China expanded controls to five more rare earths and processing technologies, restricting defence and advanced semiconductor users and foreign producers.
Beijing expanded export controls on Thursday, adding five rare earth elements and a slate of refining technologies while tightening rules for defence and advanced semiconductor users.
Holmium, erbium, thulium, europium and ytterbium were added to the restricted list, and dozens of pieces of mining and processing equipment were newly controlled. The ministry said foreign producers that use Chinese materials or equipment will need Chinese export licences for downstream products, even when no Chinese firm is involved in the transaction.

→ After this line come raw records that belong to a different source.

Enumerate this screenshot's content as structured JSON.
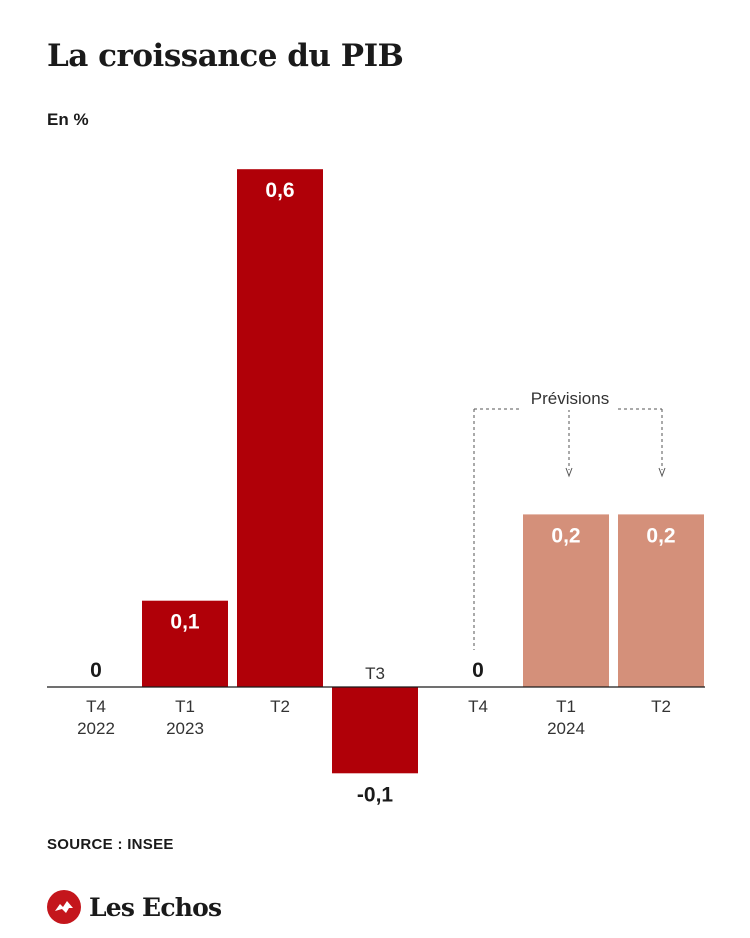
{
  "header": {
    "title": "La croissance du PIB",
    "unit": "En %"
  },
  "footer": {
    "source": "SOURCE : INSEE",
    "brand": "Les Echos",
    "brand_icon": "les-echos-logo-icon"
  },
  "colors": {
    "actual": "#b00008",
    "forecast": "#d4907a",
    "text": "#1a1a1a"
  },
  "chart_data": {
    "type": "bar",
    "ylabel": "En %",
    "categories": [
      "T4 2022",
      "T1 2023",
      "T2 2023",
      "T3 2023",
      "T4 2023",
      "T1 2024",
      "T2 2024"
    ],
    "tick_labels": [
      [
        "T4",
        "2022"
      ],
      [
        "T1",
        "2023"
      ],
      [
        "T2"
      ],
      [
        "T3"
      ],
      [
        "T4"
      ],
      [
        "T1",
        "2024"
      ],
      [
        "T2"
      ]
    ],
    "values": [
      0,
      0.1,
      0.6,
      -0.1,
      0,
      0.2,
      0.2
    ],
    "value_labels": [
      "0",
      "0,1",
      "0,6",
      "-0,1",
      "0",
      "0,2",
      "0,2"
    ],
    "forecast": [
      false,
      false,
      false,
      false,
      false,
      true,
      true
    ],
    "annotation": "Prévisions",
    "ylim": [
      -0.1,
      0.6
    ],
    "grid": false,
    "legend": "none"
  }
}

Overseas defence end‑users will be denied licences outright; advanced semiconductor applications will face case‑by‑case scrutiny. The measures target chips at 14nm or below (and more advanced nodes), memory stacks of 256 layers or more, associated production equipment, and AI research with potential military uses.
The new element and equipment curbs take effect on November 8, while the compliance rules for foreign producers begin on December 1. China supplies over 90% of processed rare earths and magnets, so the move has immediate supply‑chain implications. Enforcement details remain unclear, and some domestic rare earth stocks jumped sharply after the announcement.
Observers note the timing ahead of a planned U.S.–China summit, framing the measures as both industrial policy and geopolitical leverage.